Suara.com - Komisi IV DPR RI tengah menyoroti secara tajam berbagai persoalan mendasar dalam tata kelola hutan di Indonesia. Kerusakan lingkungan yang kian masif hingga fenomena kayu hanyut saat banjir dinilai sebagai indikator nyata ketidakberesan pengelolaan hutan yang telah berlangsung lama.

Merespons hal tersebut, Anggota Komisi IV DPR RI, Robert J. Kardinal, menegaskan, bahwa DPR kekinian membuka ruang selebar-lebarnya bagi partisipasi publik dalam proses revisi Undang-Undang Nomor 41 Tahun 1999 tentang Kehutanan.

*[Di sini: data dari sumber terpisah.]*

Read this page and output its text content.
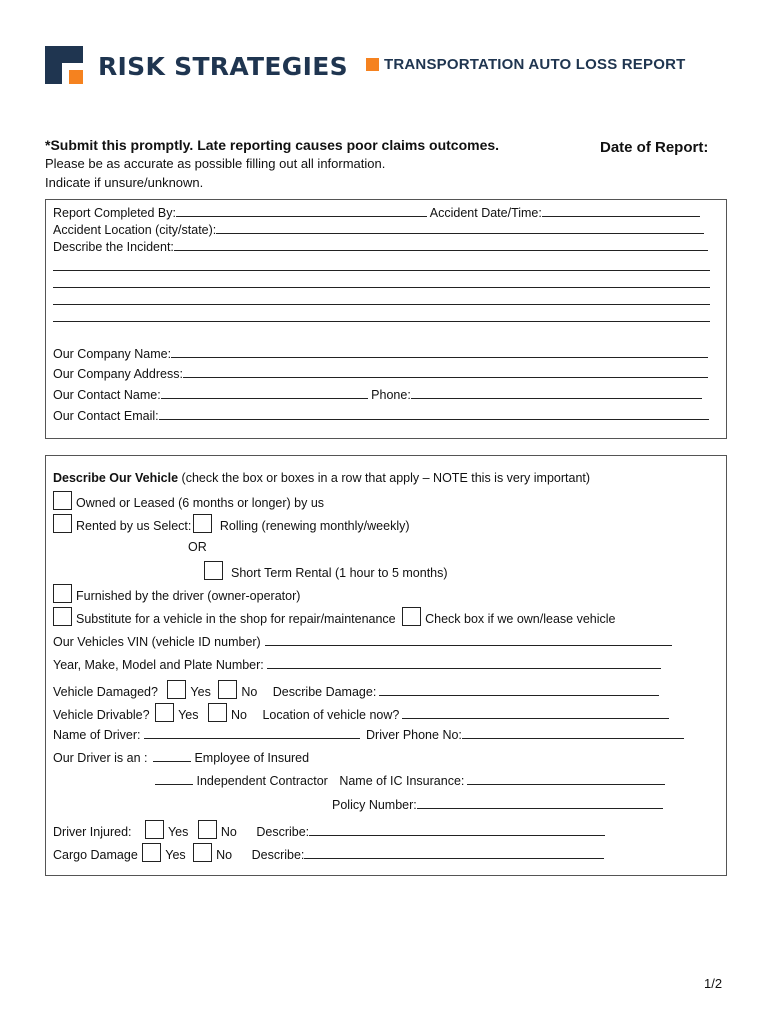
RISK STRATEGIES TRANSPORTATION AUTO LOSS REPORT
*Submit this promptly. Late reporting causes poor claims outcomes.
Please be as accurate as possible filling out all information.
Indicate if unsure/unknown.
Date of Report:
Report Completed By:	Accident Date/Time:
Accident Location (city/state):
Describe the Incident:
Our Company Name:
Our Company Address:
Our Contact Name:	Phone:
Our Contact Email:
Describe Our Vehicle (check the box or boxes in a row that apply – NOTE this is very important)
Owned or Leased (6 months or longer) by us
Rented by us Select: Rolling (renewing monthly/weekly)
OR
Short Term Rental (1 hour to 5 months)
Furnished by the driver (owner-operator)
Substitute for a vehicle in the shop for repair/maintenance Check box if we own/lease vehicle
Our Vehicles VIN (vehicle ID number)
Year, Make, Model and Plate Number:
Vehicle Damaged?	Yes No Describe Damage:
Vehicle Drivable? Yes	No Location of vehicle now?
Name of Driver:	Driver Phone No:
Our Driver is an :	Employee of Insured
Independent Contractor Name of IC Insurance:
Policy Number:
Driver Injured:	Yes	No Describe:
Cargo Damage Yes No Describe:
1/2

Ia mengungkapkan, salah satu akar masalah bermula dari perbedaan pola penanganan kayu oleh berbagai pemegang izin usaha, mulai dari Hutan Tanaman Industri (HTI), Hak Pengusahaan Hutan (HPH), hingga perkebunan kelapa sawit.

“Harus diakui secara jujur, penanganannya berbeda-beda. HTI beda, HPH beda, sawit lebih parah lagi,” kata Robert kepada wartawan, Rabu (10/12/2025).

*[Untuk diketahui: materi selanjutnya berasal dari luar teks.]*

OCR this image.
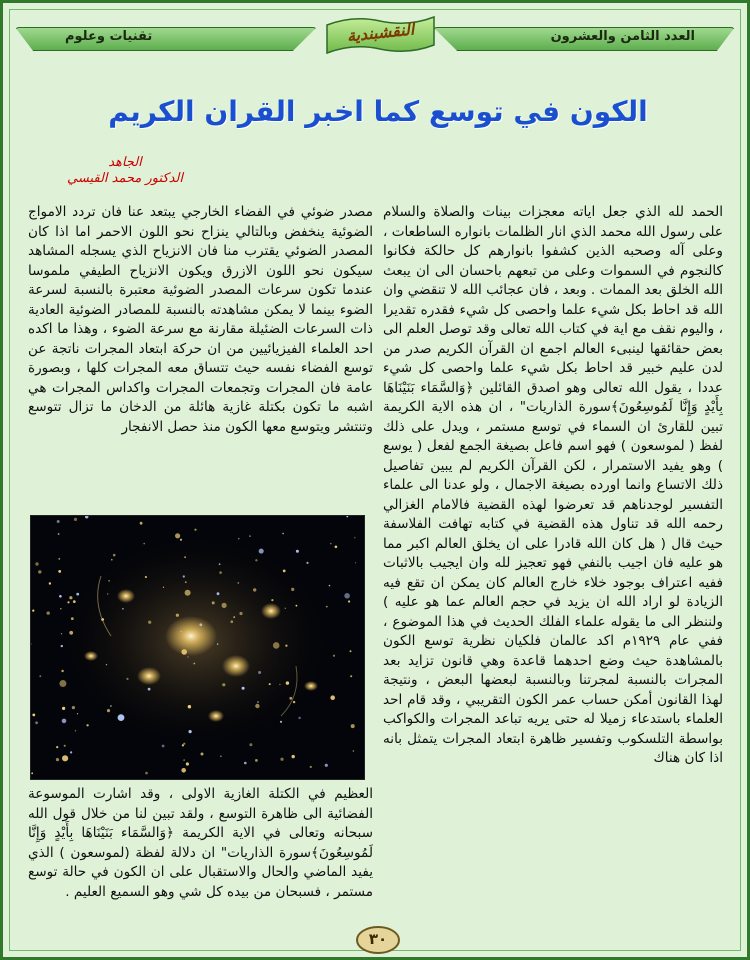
العدد الثامن والعشرون
تقنيات وعلوم	النقشبندية
الكون في توسع كما اخبر القران الكريم
الجاهد
الدكتور محمد القيسي

الحمد لله الذي جعل اياته معجزات بينات والصلاة والسلام على رسول الله محمد الذي انار الظلمات بانواره الساطعات ، وعلى آله وصحبه الذين كشفوا بانوارهم كل حالكة فكانوا كالنجوم في السموات وعلى من تبعهم باحسان الى ان يبعث الله الخلق بعد الممات . وبعد ، فان عجائب الله لا تنقضي وان الله قد احاط بكل شيء علما واحصى كل شيء فقدره تقديرا ، واليوم نقف مع اية في كتاب الله تعالى وقد توصل العلم الى بعض حقائقها لينبىء العالم اجمع ان القرآن الكريم صدر من لدن عليم خبير قد احاط بكل شيء علما واحصى كل شيء عددا ، يقول الله تعالى وهو اصدق القائلين ﴿وَالسَّمَاء بَنَيْنَاهَا بِأَيْدٍ وَإِنَّا لَمُوسِعُونَ﴾سورة الذاريات" ، ان هذه الاية الكريمة تبين للقارئ ان السماء في توسع مستمر ، ويدل على ذلك لفظ ( لموسعون ) فهو اسم فاعل بصيغة الجمع لفعل ( يوسع ) وهو يفيد الاستمرار ، لكن القرآن الكريم لم يبين تفاصيل ذلك الاتساع وانما اورده بصيغة الاجمال ، ولو عدنا الى علماء التفسير لوجدناهم قد تعرضوا لهذه القضية فالامام الغزالي رحمه الله قد تناول هذه القضية في كتابه تهافت الفلاسفة حيث قال ( هل كان الله قادرا على ان يخلق العالم اكبر مما هو عليه فان اجيب بالنفي فهو تعجيز لله وان ايجيب بالاثبات ففيه اعتراف بوجود خلاء خارج العالم كان يمكن ان تقع فيه الزيادة لو اراد الله ان يزيد في حجم العالم عما هو عليه ) ولننظر الى ما يقوله علماء الفلك الحديث في هذا الموضوع ، ففي عام ١٩٢٩م اكد عالمان فلكيان نظرية توسع الكون بالمشاهدة حيث وضع احدهما قاعدة وهي قانون تزايد بعد المجرات بالنسبة لمجرتنا وبالنسبة لبعضها البعض ، ونتيجة لهذا القانون أمكن حساب عمر الكون التقريبي ، وقد قام احد العلماء باستدعاء زميلا له حتى يريه تباعد المجرات والكواكب بواسطة التلسكوب وتفسير ظاهرة ابتعاد المجرات يتمثل بانه اذا كان هناك

مصدر ضوئي في الفضاء الخارجي يبتعد عنا فان تردد الامواج الضوئية ينخفض وبالتالي ينزاح نحو اللون الاحمر اما اذا كان المصدر الضوئي يقترب منا فان الانزياح الذي يسجله المشاهد سيكون نحو اللون الازرق ويكون الانزياح الطيفي ملموسا عندما تكون سرعات المصدر الضوئية معتبرة بالنسبة لسرعة الضوء بينما لا يمكن مشاهدته بالنسبة للمصادر الضوئية العادية ذات السرعات الضئيلة مقارنة مع سرعة الضوء ، وهذا ما اكده احد العلماء الفيزيائيين من ان حركة ابتعاد المجرات ناتجة عن توسع الفضاء نفسه حيث تتساق معه المجرات كلها ، وبصورة عامة فان المجرات وتجمعات المجرات واكداس المجرات هي اشبه ما تكون بكتلة غازية هائلة من الدخان ما تزال تتوسع وتنتشر ويتوسع معها الكون منذ حصل الانفجار

العظيم في الكتلة الغازية الاولى ، وقد اشارت الموسوعة الفضائية الى ظاهرة التوسع ، ولقد تبين لنا من خلال قول الله سبحانه وتعالى في الاية الكريمة ﴿وَالسَّمَاء بَنَيْنَاهَا بِأَيْدٍ وَإِنَّا لَمُوسِعُونَ﴾سورة الذاريات" ان دلالة لفظة (لموسعون ) الذي يفيد الماضي والحال والاستقبال على ان الكون في حالة توسع مستمر ، فسبحان من بيده كل شي وهو السميع العليم .

٣٠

Politisi senior Golkar ini memaparkan praktik pembukaan lahan (land clearing) di sektor sawit yang kerap dilakukan dengan metode tebang habis hingga mencabut akar pohon. Kayu bernilai tinggi dijual, sementara sisa batang kecil ditumpuk begitu saja.

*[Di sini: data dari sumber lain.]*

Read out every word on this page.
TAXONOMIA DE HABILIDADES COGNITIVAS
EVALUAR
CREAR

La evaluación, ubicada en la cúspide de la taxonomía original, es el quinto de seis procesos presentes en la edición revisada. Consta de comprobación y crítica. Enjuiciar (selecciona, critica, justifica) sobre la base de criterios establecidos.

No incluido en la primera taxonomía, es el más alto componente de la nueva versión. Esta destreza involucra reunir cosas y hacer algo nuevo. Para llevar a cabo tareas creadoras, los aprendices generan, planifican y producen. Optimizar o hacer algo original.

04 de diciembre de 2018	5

“Ketika banjir datang, kayu-kayu kecil itu ikut hanyut. Itu yang kita lihat terjadi sekarang,” ujarnya.

Tak hanya sawit, Robert juga mengkritisi pemegang HPH. Meski memiliki kewajiban menyusun Rencana Kerja Usaha (RKU) dan batasan tebang pilih, realisasi di lapangan dinilai sangat mengecewakan, terutama terkait kewajiban reboisasi.

“Pertanyaannya: di mana ada HPH yang benar-benar melakukan reboisasi? Tidak ada,” katanya.

Masalah lain yang menjadi sorotan utama adalah pengelolaan dana reboisasi. Sejak era reformasi, Dana Jaminan Reboisasi (DJR) dan Provisi Sumber Daya Hutan (PSDH) tidak lagi dikelola Kementerian Kehutanan, melainkan oleh Kementerian Keuangan. Akibatnya, alokasi dana yang seharusnya untuk pemulihan hutan justru beralih fungsi.

Baca Juga: Buntut Bencana Sumatra, Menhut Raja Juli Bidik 12 Perusahaan di Sumut yang Terindikasi Melanggar

"Dana reboisasi ini malah dipakai untuk operasional, dipakai untuk bangun gedung, beli mobil, segala macam, bukan pada fungsi sebenarnya. Ini persoalan besar. Padahal semua ini ada dananya untuk kegiatan penanaman kembali," jelasnya.

Situasi diperparah dengan berlakunya UU Omnibus Law yang dinilai Robert membuat tata kelola hutan semakin rumit. Penurunan status kawasan hutan kini menjadi lebih mudah dan rentan disalahgunakan karena minimnya pengawasan terpadu.

“Sekarang bisa langsung diturunkan jadi APL (Area Penggunaan Lain). Bupati jadi raja sendiri. IPK dikeluarkan semaunya, cukup dengan UKL-UPL, tidak perlu AMDAL,” katanya.

Melihat kompleksitas masalah mulai dari kegagalan hilirisasi kayu hingga penurunan harga plywood Indonesia di pasar global, Robert menegaskan, perlunya koreksi total melalui revisi UU Kehutanan

Salah satu fokus utamanya adalah mengembalikan mekanisme dana reboisasi agar proporsional bagi daerah.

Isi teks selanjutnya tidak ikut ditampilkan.